J’ai bien peur que nous ayons manqué de discrétion, cette nuit. Je doute que James, dans la chambre à côté, ait pu bien dormir… Quant à Pierre, en dessous, ça aurait pu le faire si je ne m’étais pas retrouvée les quatre fers en l’air en chutant du lit parce que la boîte de capotes m’a échappée. Je suis une calamité. Pour le sexy, on repassera pour le coup. Dans tous les cas, j’ai eu le malheur d’aller nous chercher un truc à grignoter et surtout à boire après le troisième round, et j’ai juré comme un charretier sur le palier du premier étage en me cognant le petit orteil contre la rambarde de l’escalier. Bref, j’ai cumulé, ils vont tous me haïr comme jamais, c’est certain.

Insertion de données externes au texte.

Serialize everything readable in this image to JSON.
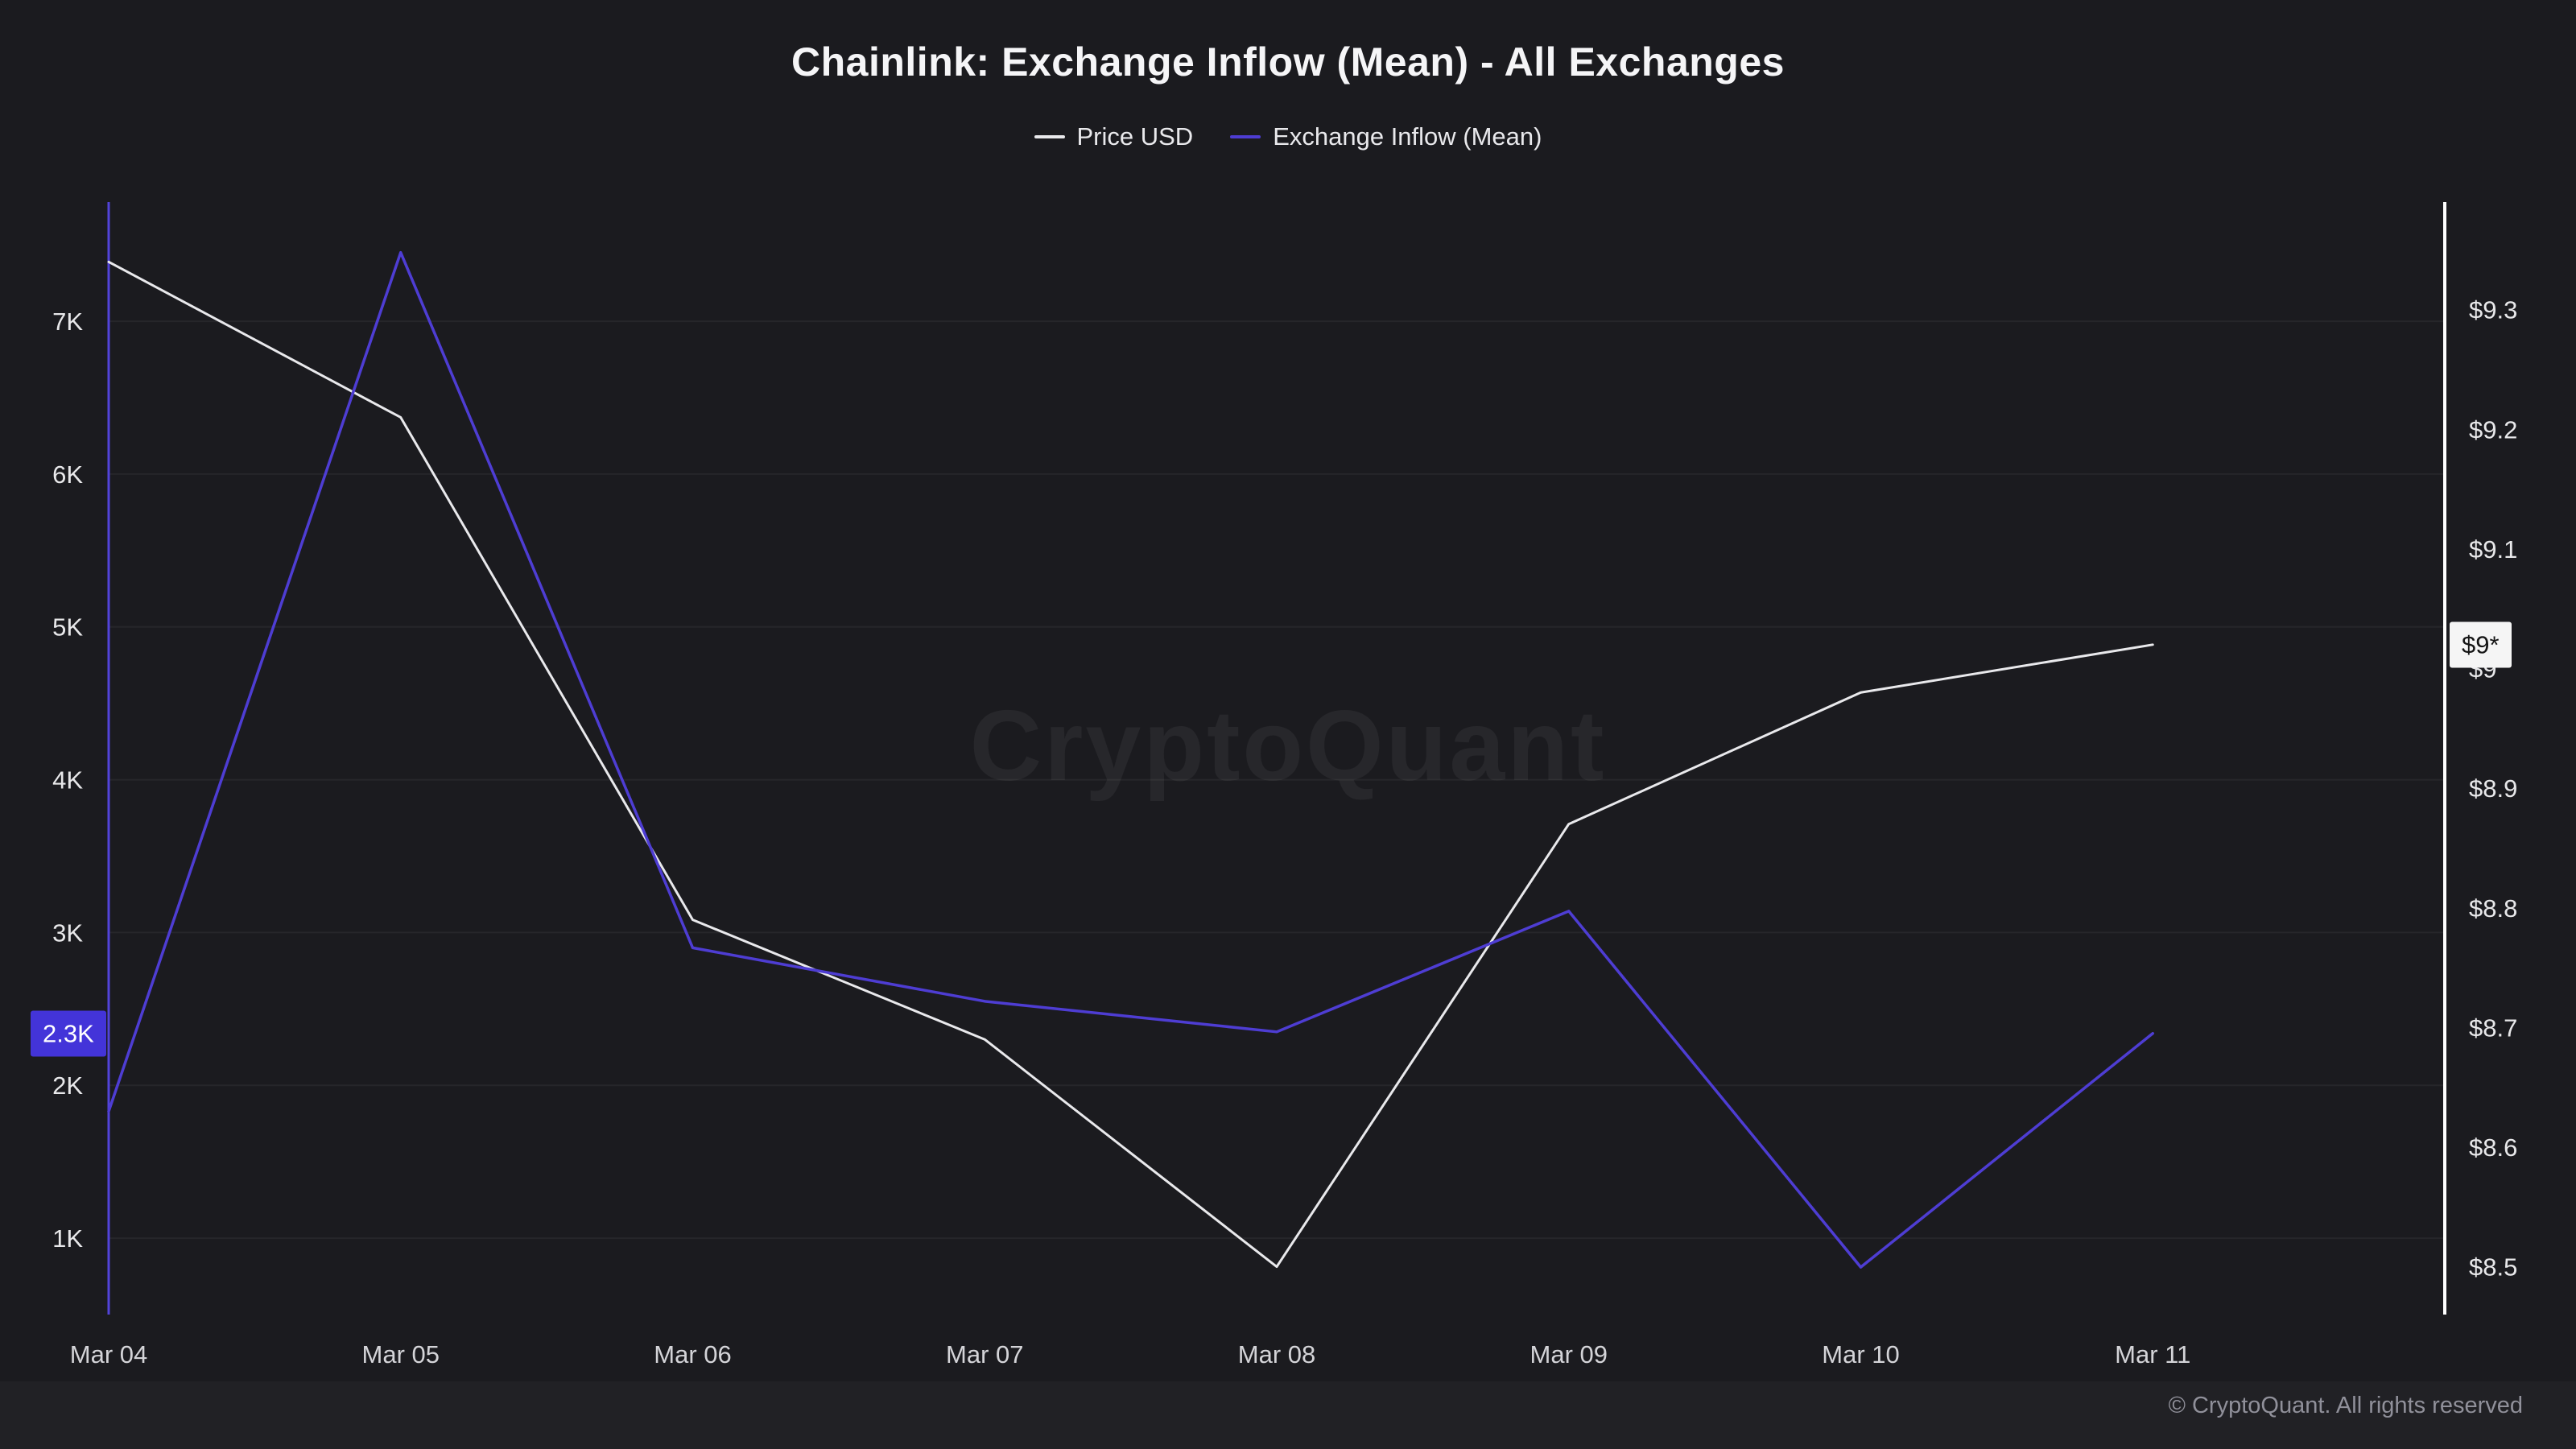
{
  "title": "Chainlink: Exchange Inflow (Mean) - All Exchanges",
  "watermark": "CryptoQuant",
  "footer": "© CryptoQuant. All rights reserved",
  "legend": [
    {
      "label": "Price USD",
      "color": "#e9e9ec"
    },
    {
      "label": "Exchange Inflow (Mean)",
      "color": "#4e3dd3"
    }
  ],
  "badges": {
    "inflow": {
      "text": "2.3K",
      "bg": "#4334d9",
      "fg": "#ffffff"
    },
    "price": {
      "text": "$9*",
      "bg": "#f5f5f5",
      "fg": "#151515"
    }
  },
  "colors": {
    "background": "#1b1b1f",
    "left_spine": "#5243d9",
    "right_spine": "#ffffff",
    "grid": "rgba(255,255,255,0.05)",
    "axis_text": "#e8e8ea",
    "x_axis_text": "#d4d4d8"
  },
  "chart_data": {
    "type": "line",
    "title": "Chainlink: Exchange Inflow (Mean) - All Exchanges",
    "x": [
      "Mar 04",
      "Mar 05",
      "Mar 06",
      "Mar 07",
      "Mar 08",
      "Mar 09",
      "Mar 10",
      "Mar 11"
    ],
    "series": [
      {
        "name": "Price USD",
        "axis": "right",
        "color": "#e9e9ec",
        "values": [
          9.34,
          9.21,
          8.79,
          8.69,
          8.5,
          8.87,
          8.98,
          9.02
        ]
      },
      {
        "name": "Exchange Inflow (Mean)",
        "axis": "left",
        "color": "#4e3dd3",
        "values": [
          1830,
          7450,
          2900,
          2550,
          2350,
          3140,
          810,
          2340
        ]
      }
    ],
    "left_axis": {
      "label": "Exchange Inflow (Mean)",
      "ticks": [
        1000,
        2000,
        3000,
        4000,
        5000,
        6000,
        7000
      ],
      "tick_labels": [
        "1K",
        "2K",
        "3K",
        "4K",
        "5K",
        "6K",
        "7K"
      ],
      "min": 500,
      "max": 7780
    },
    "right_axis": {
      "label": "Price USD",
      "ticks": [
        8.5,
        8.6,
        8.7,
        8.8,
        8.9,
        9.0,
        9.1,
        9.2,
        9.3
      ],
      "tick_labels": [
        "$8.5",
        "$8.6",
        "$8.7",
        "$8.8",
        "$8.9",
        "$9",
        "$9.1",
        "$9.2",
        "$9.3"
      ],
      "min": 8.46,
      "max": 9.39
    },
    "grid": true,
    "legend_position": "top"
  }
}
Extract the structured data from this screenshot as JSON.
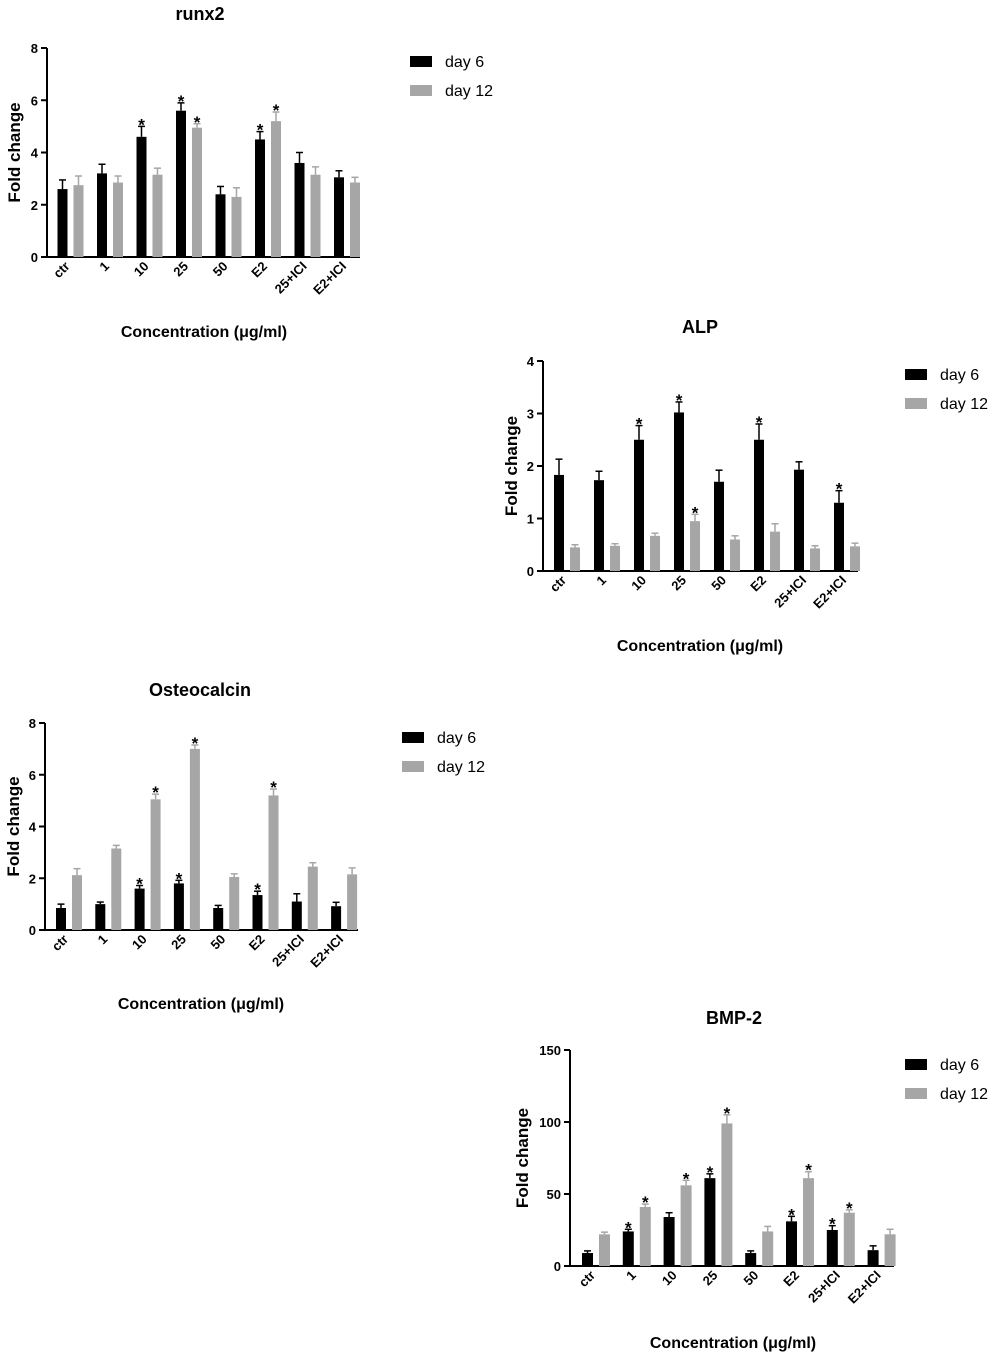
{
  "colors": {
    "day6": "#000000",
    "day12": "#a6a6a6",
    "axis": "#000000"
  },
  "chart_data": [
    {
      "type": "bar",
      "title": "runx2",
      "xlabel": "Concentration (μg/ml)",
      "ylabel": "Fold change",
      "ylim": [
        0,
        8
      ],
      "yticks": [
        0,
        2,
        4,
        6,
        8
      ],
      "categories": [
        "ctr",
        "1",
        "10",
        "25",
        "50",
        "E2",
        "25+ICI",
        "E2+ICI"
      ],
      "legend_position": "top-right",
      "series": [
        {
          "name": "day 6",
          "values": [
            2.6,
            3.2,
            4.6,
            5.6,
            2.4,
            4.5,
            3.6,
            3.05
          ],
          "errors": [
            0.35,
            0.35,
            0.4,
            0.3,
            0.3,
            0.3,
            0.4,
            0.25
          ],
          "significant": [
            false,
            false,
            true,
            true,
            false,
            true,
            false,
            false
          ]
        },
        {
          "name": "day 12",
          "values": [
            2.75,
            2.85,
            3.15,
            4.95,
            2.3,
            5.2,
            3.15,
            2.85
          ],
          "errors": [
            0.35,
            0.25,
            0.25,
            0.15,
            0.35,
            0.35,
            0.3,
            0.2
          ],
          "significant": [
            false,
            false,
            false,
            true,
            false,
            true,
            false,
            false
          ]
        }
      ]
    },
    {
      "type": "bar",
      "title": "ALP",
      "xlabel": "Concentration (μg/ml)",
      "ylabel": "Fold change",
      "ylim": [
        0,
        4
      ],
      "yticks": [
        0,
        1,
        2,
        3,
        4
      ],
      "categories": [
        "ctr",
        "1",
        "10",
        "25",
        "50",
        "E2",
        "25+ICI",
        "E2+ICI"
      ],
      "legend_position": "top-right",
      "series": [
        {
          "name": "day 6",
          "values": [
            1.83,
            1.73,
            2.5,
            3.02,
            1.7,
            2.5,
            1.93,
            1.3
          ],
          "errors": [
            0.3,
            0.17,
            0.27,
            0.2,
            0.22,
            0.3,
            0.15,
            0.23
          ],
          "significant": [
            false,
            false,
            true,
            true,
            false,
            true,
            false,
            true
          ]
        },
        {
          "name": "day 12",
          "values": [
            0.45,
            0.48,
            0.67,
            0.95,
            0.6,
            0.75,
            0.43,
            0.47
          ],
          "errors": [
            0.05,
            0.04,
            0.05,
            0.13,
            0.07,
            0.15,
            0.05,
            0.06
          ],
          "significant": [
            false,
            false,
            false,
            true,
            false,
            false,
            false,
            false
          ]
        }
      ]
    },
    {
      "type": "bar",
      "title": "Osteocalcin",
      "xlabel": "Concentration (μg/ml)",
      "ylabel": "Fold change",
      "ylim": [
        0,
        8
      ],
      "yticks": [
        0,
        2,
        4,
        6,
        8
      ],
      "categories": [
        "ctr",
        "1",
        "10",
        "25",
        "50",
        "E2",
        "25+ICI",
        "E2+ICI"
      ],
      "legend_position": "top-right",
      "series": [
        {
          "name": "day 6",
          "values": [
            0.85,
            1.0,
            1.6,
            1.8,
            0.85,
            1.35,
            1.1,
            0.92
          ],
          "errors": [
            0.15,
            0.08,
            0.12,
            0.12,
            0.1,
            0.15,
            0.3,
            0.15
          ],
          "significant": [
            false,
            false,
            true,
            true,
            false,
            true,
            false,
            false
          ]
        },
        {
          "name": "day 12",
          "values": [
            2.12,
            3.15,
            5.05,
            7.0,
            2.05,
            5.2,
            2.45,
            2.15
          ],
          "errors": [
            0.25,
            0.12,
            0.2,
            0.15,
            0.12,
            0.25,
            0.15,
            0.25
          ],
          "significant": [
            false,
            false,
            true,
            true,
            false,
            true,
            false,
            false
          ]
        }
      ]
    },
    {
      "type": "bar",
      "title": "BMP-2",
      "xlabel": "Concentration (μg/ml)",
      "ylabel": "Fold change",
      "ylim": [
        0,
        150
      ],
      "yticks": [
        0,
        50,
        100,
        150
      ],
      "categories": [
        "ctr",
        "1",
        "10",
        "25",
        "50",
        "E2",
        "25+ICI",
        "E2+ICI"
      ],
      "legend_position": "top-right",
      "series": [
        {
          "name": "day 6",
          "values": [
            9,
            24,
            34,
            61,
            9,
            31,
            25,
            11
          ],
          "errors": [
            1.5,
            1.5,
            3,
            3,
            1.5,
            3.5,
            3,
            3
          ],
          "significant": [
            false,
            true,
            false,
            true,
            false,
            true,
            true,
            false
          ]
        },
        {
          "name": "day 12",
          "values": [
            22,
            41,
            56,
            99,
            24,
            61,
            37,
            22
          ],
          "errors": [
            1.5,
            2,
            3.5,
            6,
            3.5,
            4.5,
            2,
            3.5
          ],
          "significant": [
            false,
            true,
            true,
            true,
            false,
            true,
            true,
            false
          ]
        }
      ]
    }
  ]
}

Je décide de laisser respirer mon… petit ami ? J’ai l’impression d’avoir quinze ans en pensant ça, mais ça me paraît pourtant être la réalité depuis hier soir, apparemment. J’ai dit oui, et je ne sais pas trop si ça me plaît davantage que ça me fait flipper, en vérité. Il faut vraiment que j’arrête de me prendre le chou avec ça, on a dit step by step, sans prise de tête, et ça commence plutôt mal pour moi. Bref, je me retourne pour regarder l’heure sur mon réveil, constate qu’il était encore très tôt et je suis ravie de pouvoir paresser un peu. Sentiment qui s’accroît encore quand mon doudou humain vient se coller dans mon dos et m’enlace étroitement. Qui c’est la nana pas du tout romantique mais qui adore se faire câliner au réveil ? Oui, je lève la main dans ma tête. Peut-être même que je sautille intérieurement. Surtout quand ses lèvres se posent dans mon cou et me font frissonner. Merde et re-merde, ne manque plus qu’un petit déjeuner au lit et c’est le réveil parfait, ça.
Du moins, ça l’était… jusqu’à ce que deux coups soient toqués à la porte et que cette dernière s’ouvre sans même attendre l’autorisation. Bienvenue à la coloc, où James fait comme s’il était chez lui, sans doute parce qu’il l’est !
— Salut les petit Chatons ! s’exclame-t-il en se jetant sur le pied de mon lit, faisant grincer des dents Eliaz qui tire la couette jusque sur nos têtes. Oh, boudez pas, j’ai fait quasi nuit blanche ! Et si je ne portais pas en très haute estime les joies du sexe et de l’orgasme, je serais venu vous refroidir à coup de seau d’eau glacée entre le round deux et le trois ! Je vous ai laissés tranquilles quand j’ai vu que vous rentriez tous les deux, mais j’ai besoin d’explications, moi.
— Et ça ne pouvait pas attendre le petit déjeuner ? marmonné-je en lui donnant un léger coup de pied.
— J’ai suffisamment attendu, ma Puce. Je veux savoir, maintenant !
Quel emmerdeur celui-là.
— Je te présente Monsieur 88%, James. Voilà, grosso modo tu as toute l’histoire. Sors de là, maintenant, la nuit n’est pas terminée, lui lancé-je en sortant la tête de sous la couette.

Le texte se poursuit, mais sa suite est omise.